Il dilemma di Böckenförde
In contemporanea, il cardinal Bagnasco esorta a riformare lo stato e a rifondare la politica. Chissà se intenda parlare delle stesse categorie di cui tratta Machiavelli. Resto sempre un po' diffidente quando sento un cattolico definire la politica e le sue regole: il mondo cattolico ha bisogno di inserire, nel dibattito sulla politica, la questione etica. Recentemente la crisi dell'Europa è di nuovo attribuita, da un'eminentissima autorità della chiesa, a una "crisi etica che la minaccia", a una "stanchezza della fede", ecc. Un influente pensatore e giurista cattolico tedesco, Ernst-Wolfgang Böckenförde , è famoso per aver enunciato un "diktum", un dilemma, con il quale ritiene di aver definitivamente provato l'impossibilità dello stato moderno democratico a sopravvivere facendo a meno del puntello della religione: "Lo stato liberale vive di premesse che non è in grado di garantire". Se tenta di fornire garanzie sul valore e il senso delle sue norme e leggi, diventa uno stato etico (cioè, si dà contenuti sostanziali e non solo regole formali di funzionamento) e quindi contraddice alla pretesa di essere "liberale". Il dilemma di Böckenförde non mi convince. Penso che lo stato, massimamente quello della fase liberale, sia un sistema di leggi che hanno la funzione di regolare il confronto tra spinte, pulsioni, tensioni, ecc., che - queste sì - hanno origine nella sfera dell'etica e delle convinzioni soggettive (o di gruppi, ceti, ecc.). Lo stato liberale nasce per controllare, attraverso il rigore laico delle sue forme istituzionali, queste tensioni, altrimenti distruttive: c'è ancora un'eco del famoso "homo homini lupus" di Hobbes.

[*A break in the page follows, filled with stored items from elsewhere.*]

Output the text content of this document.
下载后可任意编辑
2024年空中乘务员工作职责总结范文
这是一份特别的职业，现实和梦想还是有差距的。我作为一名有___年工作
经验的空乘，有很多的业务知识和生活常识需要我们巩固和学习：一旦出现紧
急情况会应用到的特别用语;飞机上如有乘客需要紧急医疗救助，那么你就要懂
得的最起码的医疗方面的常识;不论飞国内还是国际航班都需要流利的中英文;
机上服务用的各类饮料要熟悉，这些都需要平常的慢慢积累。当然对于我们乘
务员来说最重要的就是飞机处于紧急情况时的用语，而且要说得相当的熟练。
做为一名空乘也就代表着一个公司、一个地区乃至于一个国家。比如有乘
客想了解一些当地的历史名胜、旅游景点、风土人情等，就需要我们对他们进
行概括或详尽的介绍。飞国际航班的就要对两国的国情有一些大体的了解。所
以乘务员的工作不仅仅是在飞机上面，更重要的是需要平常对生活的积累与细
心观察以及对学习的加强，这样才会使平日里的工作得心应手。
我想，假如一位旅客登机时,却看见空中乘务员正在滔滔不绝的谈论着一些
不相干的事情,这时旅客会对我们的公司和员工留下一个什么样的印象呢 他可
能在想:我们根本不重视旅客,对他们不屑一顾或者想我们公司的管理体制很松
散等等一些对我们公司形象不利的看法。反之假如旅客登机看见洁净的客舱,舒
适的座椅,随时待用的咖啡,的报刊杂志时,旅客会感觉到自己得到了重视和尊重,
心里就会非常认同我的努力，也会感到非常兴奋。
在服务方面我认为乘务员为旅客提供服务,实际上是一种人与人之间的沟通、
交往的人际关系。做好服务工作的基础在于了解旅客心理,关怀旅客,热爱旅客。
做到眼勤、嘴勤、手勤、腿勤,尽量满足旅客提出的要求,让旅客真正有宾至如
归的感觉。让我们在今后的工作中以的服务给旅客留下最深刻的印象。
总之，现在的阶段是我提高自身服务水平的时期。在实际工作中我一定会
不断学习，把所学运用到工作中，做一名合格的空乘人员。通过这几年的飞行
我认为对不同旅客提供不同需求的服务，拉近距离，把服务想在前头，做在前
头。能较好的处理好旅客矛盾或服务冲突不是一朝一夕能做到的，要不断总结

Il giornalista che ha etichettato l'intervento di Draghi con il termine "polis" ha avuto un bella intuizione politica: l'Europa non deve essere "salvata" da chissà quale malattia oscura (imposta dal destino?); va semplicemente costruita con lo sforzo volontaristico e l'intelligenza dei suoi cittadini, laicamente. E sia chiaro: la laicità non è un "pensiero unico" "politically correct", ma semplicemente uno strumento. Un chirurgo userà, per ogni intervento diverso, un numero preciso e necessario di strumenti, quelli non necessari possono persino impacciarlo. Così la costruzione della "polis" abbisogna di poche ma ferme definizioni: non si parli di destino (sono stato complicato? Ahimè, ho dovuto arrangiarmi da solo: diffido dei politologi, e di filosofi capaci di aiutarmi non ne vedo, in giro).